A new era of aircraft technology is on its way, with a focus on energy efficiency and economic impact. The aerospace industry is continuously adopting innovative technologies, but there’s a new interest in exploring alternative propulsion systems and energy sources.
This new interest is giving aircraft engineers an opportunity to develop cutting-edge technology that will not only drastically cut fuel usage, but also open up potential new markets and business opportunities.
NASA is working with the aviation industry on the development of unique vehicle concepts that will use different fuselage shapes. They will be longer, skinner, with more blended wings. They are also using innovative materials and components. Airplanes are typically made of aluminum or steel, which has a 90% recycled content, making it the most recycled material on the planet. These new materials and components will provide better efficiency with fewer emissions and less noise.
“I feel we are at a tipping point in commercial aviation,” says Jim Heidmann, manager of NASA’s Advanced Air Transport Technology Project (AATT). “We are exploring and developing game-changing technologies and concepts for aircraft and propulsion systems that can dramatically improve efficiency and reduce environmental impact and accelerate the introduction of new aircraft.”
Through NASA’s New Aviation Horizons initiative, the development of a series of experimental planes (X-planes) is being tested and hopefully validated. These X-planes will achieve the agency’s goal levels for fuel consumption, emissions, and noise.
The Single-aisle Turboelectric AiRCraft with an Aft Boundary-Layer (STARC-ABL) will allow the X-planes to use the air flowing along the fuselage to reduce fuel consumption. With 24 million flight hours being logged by aviation aircrafts every year, there is a big concern with harmful emissions.

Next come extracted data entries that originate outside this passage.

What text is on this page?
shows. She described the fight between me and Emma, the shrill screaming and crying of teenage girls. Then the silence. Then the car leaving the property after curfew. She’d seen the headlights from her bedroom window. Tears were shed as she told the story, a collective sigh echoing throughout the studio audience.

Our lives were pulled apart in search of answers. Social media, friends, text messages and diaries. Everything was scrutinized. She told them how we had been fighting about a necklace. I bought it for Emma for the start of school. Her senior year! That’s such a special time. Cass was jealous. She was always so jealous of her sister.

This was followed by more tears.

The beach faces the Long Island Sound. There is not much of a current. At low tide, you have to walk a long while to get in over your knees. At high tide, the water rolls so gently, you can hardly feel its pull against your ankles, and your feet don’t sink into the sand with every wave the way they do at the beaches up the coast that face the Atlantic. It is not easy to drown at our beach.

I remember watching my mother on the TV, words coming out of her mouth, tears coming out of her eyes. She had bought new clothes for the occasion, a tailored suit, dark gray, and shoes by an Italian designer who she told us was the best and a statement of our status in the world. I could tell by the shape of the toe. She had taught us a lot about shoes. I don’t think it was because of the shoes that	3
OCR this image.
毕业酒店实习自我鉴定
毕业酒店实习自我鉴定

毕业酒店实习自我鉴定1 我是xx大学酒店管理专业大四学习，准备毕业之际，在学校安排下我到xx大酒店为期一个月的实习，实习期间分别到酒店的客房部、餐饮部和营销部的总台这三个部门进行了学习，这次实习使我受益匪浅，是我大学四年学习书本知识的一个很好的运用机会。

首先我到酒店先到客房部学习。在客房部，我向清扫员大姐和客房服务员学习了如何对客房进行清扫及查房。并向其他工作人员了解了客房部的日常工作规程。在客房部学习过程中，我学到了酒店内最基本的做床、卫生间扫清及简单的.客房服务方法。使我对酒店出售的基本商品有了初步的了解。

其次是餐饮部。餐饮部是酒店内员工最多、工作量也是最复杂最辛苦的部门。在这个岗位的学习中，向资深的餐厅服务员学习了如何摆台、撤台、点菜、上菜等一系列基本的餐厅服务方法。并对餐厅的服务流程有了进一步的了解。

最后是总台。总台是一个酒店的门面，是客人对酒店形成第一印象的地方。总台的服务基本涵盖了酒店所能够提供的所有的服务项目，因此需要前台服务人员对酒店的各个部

In a traditional airplane, the boundary layer consists of slow-moving air that clings to and flows along the fuselage. This layer helps to reduce friction as it flows off the rear of the aircraft. However, this layer also breaks up into turbulence. The new concept would consists of a giant ducted fan that goes around the stern of the fuselage, allowing it to collect the boundary layer and accelerate it to turn into thrust.
According to NASA, with this new technology, the plane’s engines will use 10% less fuel. NASA is working with industry and academic leaders to turn this idea into reality. The agency issues grants to the University of Georgia, Boeing, and Liberty Works with ES Aero to begin developing working designs using the STARC-ABL concept.
Meanwhile, other X-place concepts will be explored during a year-long study to create a next generation, turboelectric, or hybrid aircraft concept. These concepts could be implemented and running within 20 years and use less fuel, generate less noise, and produce fewer emissions.